En pratique, le nouveau dispositif se composerait de deux étages. Le premier serait constitué de la couverture socle commune, ouverte à toute personne remplissant la condition de ressources (qui reste à préciser). Cette prestation de base serait complétée, d'un côté, par un "complément d'insertion", financé par les départements et correspondant plus ou moins aux actions d'insertion à destination des 18-65 ans, et, de l'autre côté, par un "complément de soutien", financée par l'Etat et destiné aux personnes de 65 ans et plus et aux personnes ne pouvant travailler du fait d'une incapacité.
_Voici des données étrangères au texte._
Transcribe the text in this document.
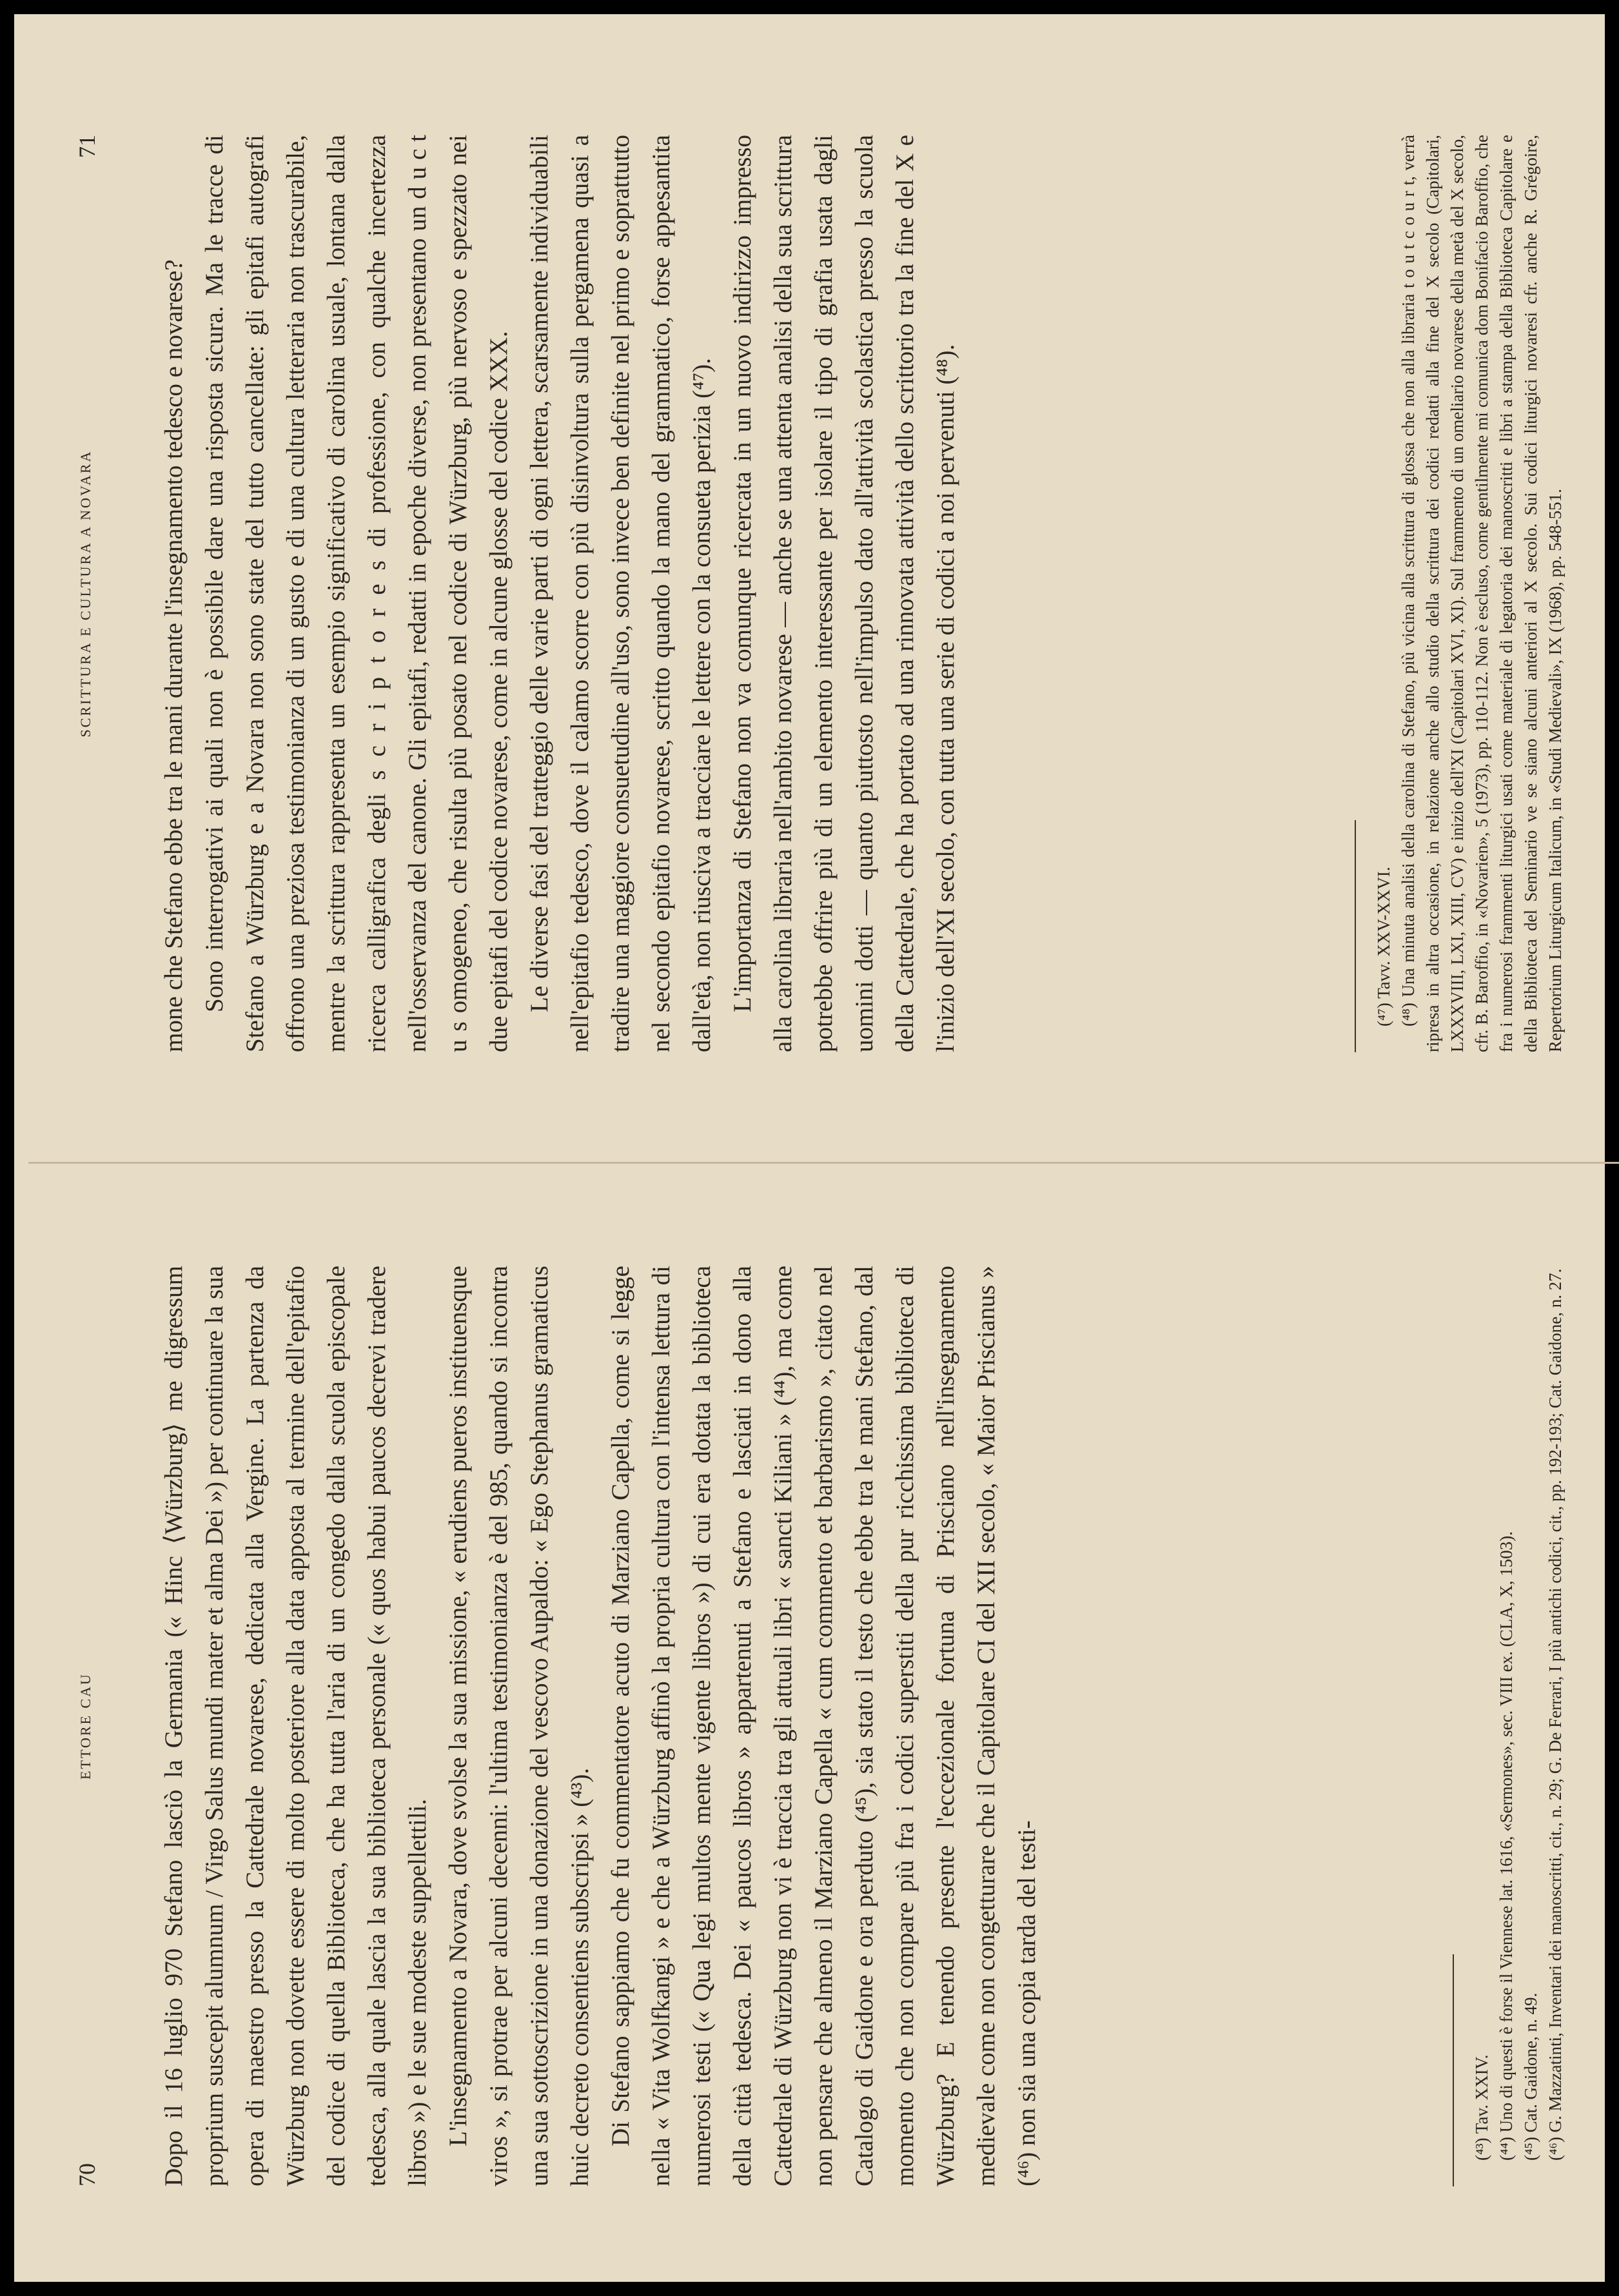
70
ETTORE CAU	Dopo il 16 luglio 970 Stefano lasciò la Germania (« Hinc ⟨Würzburg⟩ me digressum proprium suscepit alumnum / Virgo Salus mundi mater et alma Dei ») per continuare la sua opera di maestro presso la Cattedrale novarese, dedicata alla Vergine. La partenza da Würzburg non dovette essere di molto posteriore alla data apposta al termine dell'epitafio del codice di quella Biblioteca, che ha tutta l'aria di un congedo dalla scuola episcopale tedesca, alla quale lascia la sua biblioteca personale (« quos habui paucos decrevi tradere libros ») e le sue modeste suppellettili. L'insegnamento a Novara, dove svolse la sua missione, « erudiens pueros instituensque viros », si protrae per alcuni decenni: l'ultima testimonianza è del 985, quando si incontra una sua sottoscrizione in una donazione del vescovo Aupaldo: « Ego Stephanus gramaticus huic decreto consentiens subscripsi » (⁴³). Di Stefano sappiamo che fu commentatore acuto di Marziano Capella, come si legge nella « Vita Wolfkangi » e che a Würzburg affinò la propria cultura con l'intensa lettura di numerosi testi (« Qua legi multos mente vigente libros ») di cui era dotata la biblioteca della città tedesca. Dei « paucos libros » appartenuti a Stefano e lasciati in dono alla Cattedrale di Würzburg non vi è traccia tra gli attuali libri « sancti Kiliani » (⁴⁴), ma come non pensare che almeno il Marziano Capella « cum commento et barbarismo », citato nel Catalogo di Gaidone e ora perduto (⁴⁵), sia stato il testo che ebbe tra le mani Stefano, dal momento che non compare più fra i codici superstiti della pur ricchissima biblioteca di Würzburg? E tenendo presente l'eccezionale fortuna di Prisciano nell'insegnamento medievale come non congetturare che il Capitolare CI del XII secolo, « Maior Priscianus » (⁴⁶) non sia una copia tarda del testi-	(⁴³) Tav. XXIV. (⁴⁴) Uno di questi è forse il Viennese lat. 1616, «Sermones», sec. VIII ex. (CLA, X, 1503). (⁴⁵) Cat. Gaidone, n. 49. (⁴⁶) G. Mazzatinti, Inventari dei manoscritti, cit., n. 29; G. De Ferrari, I più antichi codici, cit., pp. 192-193; Cat. Gaidone, n. 27.

SCRITTURA E CULTURA A NOVARA
71

mone che Stefano ebbe tra le mani durante l'insegnamento tedesco e novarese? Sono interrogativi ai quali non è possibile dare una risposta sicura. Ma le tracce di Stefano a Würzburg e a Novara non sono state del tutto cancellate: gli epitafi autografi offrono una preziosa testimonianza di un gusto e di una cultura letteraria non trascurabile, mentre la scrittura rappresenta un esempio significativo di carolina usuale, lontana dalla ricerca calligrafica degli s c r i p t o r e s di professione, con qualche incertezza nell'osservanza del canone. Gli epitafi, redatti in epoche diverse, non presentano un d u c t u s omogeneo, che risulta più posato nel codice di Würzburg, più nervoso e spezzato nei due epitafi del codice novarese, come in alcune glosse del codice XXX. Le diverse fasi del tratteggio delle varie parti di ogni lettera, scarsamente individuabili nell'epitafio tedesco, dove il calamo scorre con più disinvoltura sulla pergamena quasi a tradire una maggiore consuetudine all'uso, sono invece ben definite nel primo e soprattutto nel secondo epitafio novarese, scritto quando la mano del grammatico, forse appesantita dall'età, non riusciva a tracciare le lettere con la consueta perizia (⁴⁷). L'importanza di Stefano non va comunque ricercata in un nuovo indirizzo impresso alla carolina libraria nell'ambito novarese — anche se una attenta analisi della sua scrittura potrebbe offrire più di un elemento interessante per isolare il tipo di grafia usata dagli uomini dotti — quanto piuttosto nell'impulso dato all'attività scolastica presso la scuola della Cattedrale, che ha portato ad una rinnovata attività dello scrittorio tra la fine del X e l'inizio dell'XI secolo, con tutta una serie di codici a noi pervenuti (⁴⁸).	(⁴⁷) Tavv. XXV-XXVI. (⁴⁸) Una minuta analisi della carolina di Stefano, più vicina alla scrittura di glossa che non alla libraria t o u t c o u r t, verrà ripresa in altra occasione, in relazione anche allo studio della scrittura dei codici redatti alla fine del X secolo (Capitolari, LXXXVIII, LXI, XIII, CV) e inizio dell'XI (Capitolari XVI, XI). Sul frammento di un omeliario novarese della metà del X secolo, cfr. B. Baroffio, in «Novarien», 5 (1973), pp. 110-112. Non è escluso, come gentilmente mi comunica dom Bonifacio Baroffio, che fra i numerosi frammenti liturgici usati come materiale di legatoria dei manoscritti e libri a stampa della Biblioteca Capitolare e della Biblioteca del Seminario ve se siano alcuni anteriori al X secolo. Sui codici liturgici novaresi cfr. anche R. Grégoire, Repertorium Liturgicum Italicum, in «Studi Medievali», IX (1968), pp. 548-551.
Selon le rapport, le montant de la couverture socle pourrait atteindre "environ 400 euros par mois". Christophe Sirugue précise cependant que "les modalités de financement d'un tel socle restent à déterminer" tout en exprimant au passage "[sa] conviction qu'une recentralisation du financement du RSA est désormais indispensable".
…mais pas pour tout de suite
Lors de la remise du rapport, Manuel Valls a promis des mesures très rapides pour simplifier les minima sociaux, validant ainsi de facto le scénario 1, voir un mixte entre les scénarios 1 et 2. Mais le Premier ministre s'est aussi engagé à réfléchir au scénario 3 de refondation des minima sociaux. Selon la formula traditionnelle, il a demandé à ses ministres "que les propositions de plus long terme", c'est-à-dire la "couverture socle commune" ouverte aux jeunes, "fassent l'objet d'un travail approfondi [...], qui permettra de s'engager dans cette réforme d'ampleur dans les prochains mois".
Christophe Sirugue s'est aussitôt félicité d'un "accueil extrêmement positif du Premier ministre et du gouvernement". Il a confirmé que "l'un des scénarios qu'il a proposés, portant sur douze mesures de simplification des minima sociaux, avait "vocation à se décliner assez rapidement". Le rapporteur en a également profité pour rappeler le coût modeste de ce scénario, qu'il estime à 150 millions d'euros.
Comme il l'indique d'ailleurs dans son rapport, le député de Saône-et-Loire n'a pas caché que le scénario 3 représente un "chantier qui nécessite un à deux ans" et qui ne peut donc pas être mis en oeuvre avant la présidentielle. Néanmoins, "c'est quelque chose qui peut être acté en termes de principe ou d'engagement, mais qui nécessitera du temps pour pouvoir être décliné en termes concrets". Au-delà des complexités techniques et juridiques, le coût du scénario 3 - jusqu'à 6,6 milliards d'euros selon les variantes, sans prendre en compte les économies induites sur les prestations familiales - impose aussi un "choix de société", qui a peu de chance d'être tranché avant la présidentielle.
Rendez-vous après 2017 ?
Néanmoins, le thème de la réforme des minima sociaux parcourant tous les partis politiques - avec des arrière-pensées et des objectifs divers - le thème ne devrait pas manquer de ressortir au lendemain de 2017. Dans cette hypothèse, le rapport Sirugue - qui a le mérite d'engager une réflexion stimulante - présente néanmoins deux points faibles qui devront être surmontés avant d'aller plus loin.
Le premier concerne le caractère très flou, sinon absent, des simulations financières, qui s'explique sans doute par la complexité des interactions entre les minima sociaux actuels. Le second concerne l'acceptabilité de la réforme. Christophe Sirugue est en effet bien placé pour savoir que la création de la prime d'activité a fait des gagnants et des perdants (environ 800.000 personnes). Il paraît difficile de croire qu'une réforme de l'ampleur du scénario 3 n'aurait pas des effets similaires, surtout du côté des minima sociaux aujourd'hui les plus "favorables" (comme l'AAH). Si le débat devait rebondir après 2017, il reste donc quelques mois pour apporter des éclaircissements sur ces deux points clés.